Il negoziatore giapponese Ryosei Akazawa ha incontrato a Washington il Segretario al Commercio Howard Lutnick, chiedendo l’esecuzione immediata dell’accordo e chiarezza sulle altre categorie merceologiche coinvolte. Ma dalla Casa Bianca, nessun documento ufficiale è stato diffuso.
Una lacuna che ha scatenato nuove polemiche in Giappone con il premier Shigeru Ishiba che è stato duramente attaccato in Parlamento per non aver ottenuto garanzie scritte. Alcuni deputati della maggioranza ne chiedono apertamente le dimissioni.

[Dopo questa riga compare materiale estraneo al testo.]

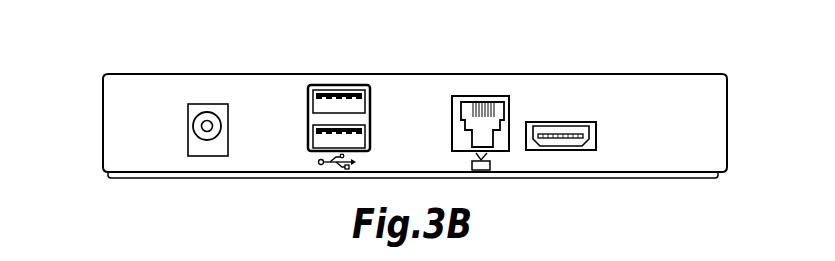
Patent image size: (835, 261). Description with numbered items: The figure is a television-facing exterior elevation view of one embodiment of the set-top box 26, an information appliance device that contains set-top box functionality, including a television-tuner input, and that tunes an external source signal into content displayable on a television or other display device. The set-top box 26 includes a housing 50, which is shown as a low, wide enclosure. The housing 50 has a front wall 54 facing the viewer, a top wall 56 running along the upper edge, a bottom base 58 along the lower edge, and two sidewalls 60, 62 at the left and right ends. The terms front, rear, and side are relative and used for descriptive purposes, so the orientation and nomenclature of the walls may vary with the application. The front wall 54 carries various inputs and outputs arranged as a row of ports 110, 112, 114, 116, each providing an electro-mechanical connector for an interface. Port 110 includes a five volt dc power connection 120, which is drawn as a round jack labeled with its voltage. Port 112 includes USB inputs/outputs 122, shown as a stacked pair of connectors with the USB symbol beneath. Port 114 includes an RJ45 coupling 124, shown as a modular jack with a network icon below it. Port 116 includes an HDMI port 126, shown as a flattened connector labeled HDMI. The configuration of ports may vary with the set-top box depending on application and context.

The set-top box 26 is at (126, 66).
The housing 50 is at (698, 66).
The front wall 54 is at (137, 163).
The top wall 56 is at (173, 73).
The bottom base 58 is at (247, 180).
The sidewall 60 is at (103, 95).
The sidewall 62 is at (727, 123).
The port 110 is at (218, 110).
The port 112 is at (337, 85).
The port 114 is at (484, 97).
The port 116 is at (561, 122).
The 5V dc power connection 120 is at (205, 148).
The USB inputs/outputs 122 is at (318, 145).
The RJ45 coupling 124 is at (498, 141).
The HDMI port 126 is at (590, 150).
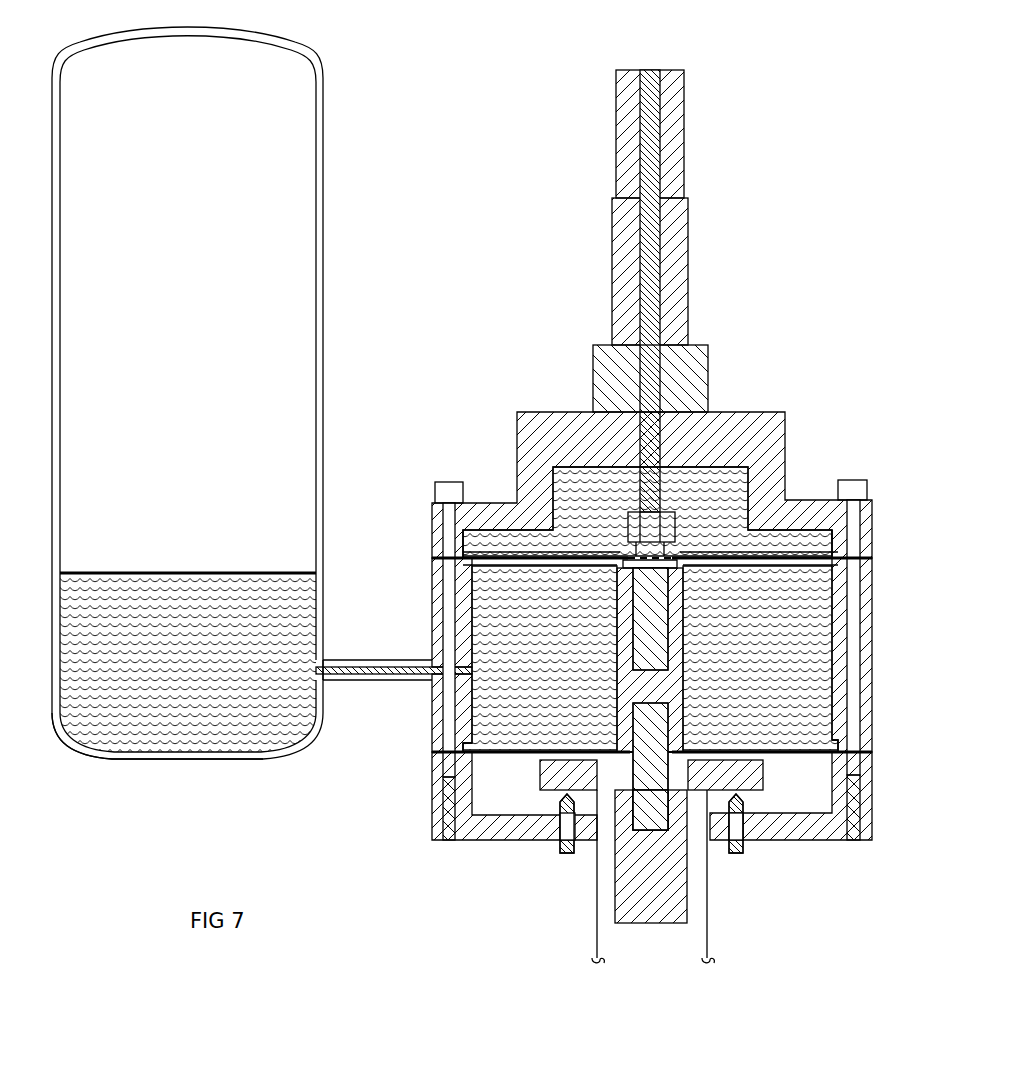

Trump vuole vendere i suoi pick-up a Tokyo (e all’Europa)
Mentre Toyota cerca di difendersi, Trump rilancia all’attacco. Il presidente ha fatto della crociata pro-auto americana uno dei cardini della sua politica commerciale: “Voglio vedere più pick-up americani sulle strade giapponesi ed europee“, ha dichiarato in più occasioni.
Ma il piano si scontra con la realtà. Nel 2024, in Giappone si sono venduti appena 570 Chevrolet, 450 Cadillac e 120 Dodge. Ford ha abbandonato il mercato nipponico nel 2016. Le ragioni? Strade strette, consumi elevati, guida a sinistra e cultura automobilistica diversa.
Lo stesso vale per l’Europa. Le vendite di Ford in Ue sono scese da 1,26 milioni nel 2005 a 426.000 nel 2024. Gm ha lasciato il continente nel 2017, salvo tornare con il Suv elettrico Cadillac Lyriq, che però ha venduto appena 1.514 unità lo scorso anno.
Al di là dei dazi, il vero ostacolo alla penetrazione delle auto americane resta culturale e infrastrutturale. In Giappone, oltre un terzo delle nuove immatricolazioni riguarda le kei car, veicoli compatti e ultra-efficienti. Le vie cittadine non sono pensate per i mastodontici Ford F-150 o Cadillac Escalade.
Lo stesso vale per le metropoli europee, dove trovare parcheggio per un pick-up è spesso un’impresa. E anche quando le regole cambiano, come nel caso dei recenti accordi tariffari, non basta abbassare le barriere per conquistare i consumatori.